If you happen to have used an earlier version of KIPET, you may have noticed that the user was responsible for entering in various options for the variance estimator, parameter estimation, multiple experiments estimator, and so on. In the latest version of KIPET, many of the options are maintained in the background with usually good default values for most problems. However, if you would like to change the default settings, you are free to do so. This can be done by accessing the Settings object through the settings attribute of the ReactionModel instance.

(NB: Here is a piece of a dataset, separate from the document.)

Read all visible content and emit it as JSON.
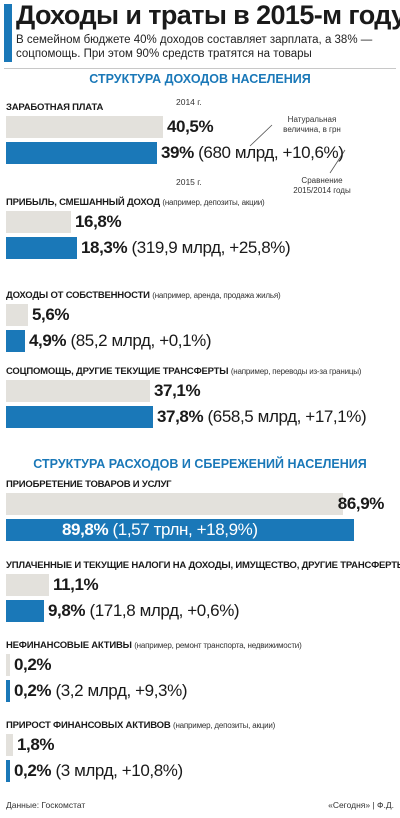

For example, you can change the number of collocation points and the number of finite elements by the following:

r1.settings.collocation.ncp = 3
r1.settings.collocation.nfe = 100

To see all options available, simply type r1.settings into the command prompt. The name in parathenses after the settings section title (i.e. General Settings (general)) is the name used to access this setting. For example, in the example above we change the collocation setting by accessing settings.collocation.ncp and settings.collocation.nfe, as can be seen below. In this way, the user can modify any of the settings using simple dot notation.

>> r1.settings

    General Settings (general):
           confidence : 1
        initialize_pe : True
      no_user_scaling : True
     scale_parameters : False
             scale_pe : True
      scale_variances : False
     simulation_times : None

    Unit Settings (units):
        concentration : M
                 time : hr
               volume : L

    Collocation Settings (collocation):
               method : dae.collocation
                  ncp : 3
                  nfe : 60
               scheme : LAGRANGE-RADAU

    Simulation Settings (simulator):
               solver : ipopt
                  tee : False
          solver_opts : {}

# and many more...

If you would like to change the default values permanently, you can do this by changing the settings.yml file in the kipet directory.